Perceived as a byword for sex and appropriated over centuries to sell products and services with sexual implications, the Kama Sutra is shedding its ‘closet status’ and could soon be mainstream reading, says A N D Haksar, whose book on the ancient text in now in paperback.
“I feel that the book, which has been seen only in terms of sex, is receiving the kind of notice which I feel has been deprived in the past,” says Haksar, who has translated Vatsyayana’s commentary on the art of love and social conduct into English.
While numerous books with the title Kama Sutra have flooded the market over the years, those which have reproduced the authentic text are few and far between, claims Haksar, a former diplomat who has translated several Sanskrit classics. Commissioned by Penguin Books to do a translation for their Classics series, Haksar says he had never previously read the text.
“I had seen picture books of Kama Sutra everywhere, more of illustrated versions with very little or absolutely no text. I got hold of the original text and going through it discovered that it was made up of seven books or chapters and only one out of them related to sex and that had achieved such celebrity or rather notoriety,” the author told said in an interview.
The time has arrived to bring the book out in its totality, claims Haksar whose translation “Kama Sutra: A Guide to the art of Pleasure” was first published to much critical acclaim in the UK in the year 2011.
“Sex is certainly there but so are the guidelines on social life, about courtship, married life, ways of gracious living. Details of lifestyle of an elegant man or lady is also described in detail, advice which holds true even today,” says the author.
Scholars have placed the Kama Sutra to be written around 200 to 300 AD. “It is about 1700 or 1800 years old. Some say it’s 2000 years old but just about that.” says Haksar.
The author points out that Richard Burton had translated the text into English in the 19th century. “Burton was employed with the office of the East India company and most of the postings in west India in Bombay involved in Sindh War. He was also in other parts of the world and is better known as an explorer and a linguist and his translation was printed privately because of Victorian times prudishness.”
The text accompanied by erotic illustrations, says the author, has had many pirated versions in English as well as other European languages and this went on for 80-odd years till the book was published formally in the middle of the 20th century. “Maybe it had got to do with some kind of revision of public attitude.”
“Kama Sutra had a surreptitious circulation. My opinion is that this surreptitious circulation gave it the impression of being a closet book or one that should be kept away… In this country because of the lasting influence of Western values it persisted in the system longer..” says Haksar.

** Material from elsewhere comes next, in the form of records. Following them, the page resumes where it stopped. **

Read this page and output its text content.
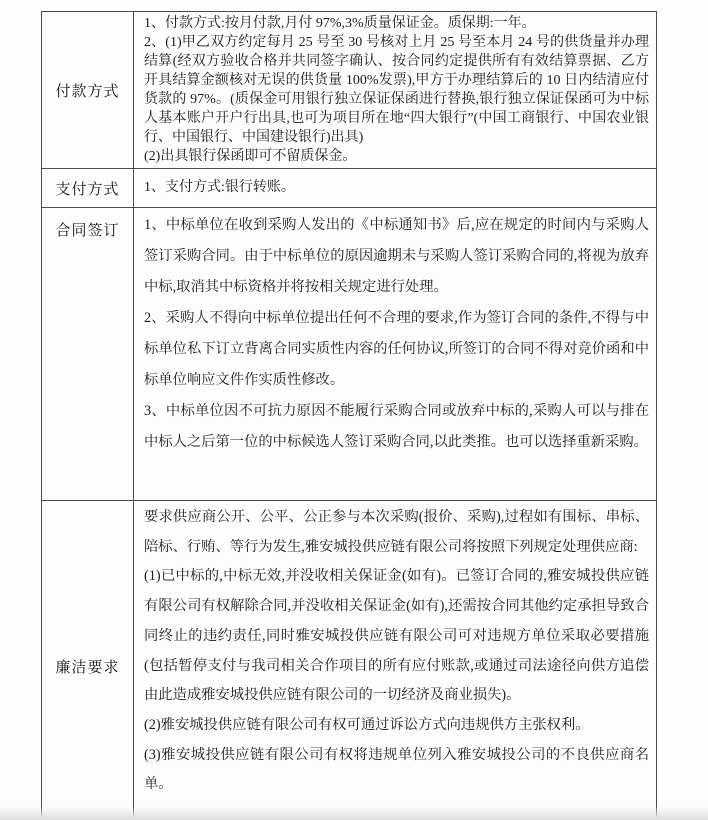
付款方式	1、付款方式:按月付款,月付 97%,3%质量保证金。质保期:一年。

2、(1)甲乙双方约定每月 25 号至 30 号核对上月 25 号至本月 24 号的供货量并办理结算(经双方验收合格并共同签字确认、按合同约定提供所有有效结算票据、乙方开具结算金额核对无误的供货量 100%发票),甲方于办理结算后的 10 日内结清应付货款的 97%。(质保金可用银行独立保证保函进行替换,银行独立保证保函可为中标人基本账户开户行出具,也可为项目所在地“四大银行”(中国工商银行、中国农业银行、中国银行、中国建设银行)出具)

(2)出具银行保函即可不留质保金。

支付方式	1、支付方式:银行转账。

合同签订	1、中标单位在收到采购人发出的《中标通知书》后,应在规定的时间内与采购人签订采购合同。由于中标单位的原因逾期未与采购人签订采购合同的,将视为放弃中标,取消其中标资格并将按相关规定进行处理。

2、采购人不得向中标单位提出任何不合理的要求,作为签订合同的条件,不得与中标单位私下订立背离合同实质性内容的任何协议,所签订的合同不得对竞价函和中标单位响应文件作实质性修改。

3、中标单位因不可抗力原因不能履行采购合同或放弃中标的,采购人可以与排在中标人之后第一位的中标候选人签订采购合同,以此类推。也可以选择重新采购。

廉洁要求	要求供应商公开、公平、公正参与本次采购(报价、采购),过程如有围标、串标、陪标、行贿、等行为发生,雅安城投供应链有限公司将按照下列规定处理供应商:

(1)已中标的,中标无效,并没收相关保证金(如有)。已签订合同的,雅安城投供应链有限公司有权解除合同,并没收相关保证金(如有),还需按合同其他约定承担导致合同终止的违约责任,同时雅安城投供应链有限公司可对违规方单位采取必要措施(包括暂停支付与我司相关合作项目的所有应付账款,或通过司法途径向供方追偿由此造成雅安城投供应链有限公司的一切经济及商业损失)。

(2)雅安城投供应链有限公司有权可通过诉讼方式向违规供方主张权利。

(3)雅安城投供应链有限公司有权将违规单位列入雅安城投公司的不良供应商名单。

Even bookshops do not display the book prominently. “I tried out a small experiment and inquired about my book at a bookshop in Delhi and they too stacked it discreetly towards the rear. Very recently, however that trend seems to be changing with many version of KS coming out again in a public way. It is now been written seriously and not just a sex book. It is actually an account of social life as well as sex life,”
says the author.
The book is divided into sections with chapter headings that read “The training of girls”, “The quarrel in Love”, “Girls to avoid”,”The only wife”, “Making a Pass,” “Sending love tokens” ,”His background” ,”Is he worthwhile?” ,”Kinds of doubt” etc.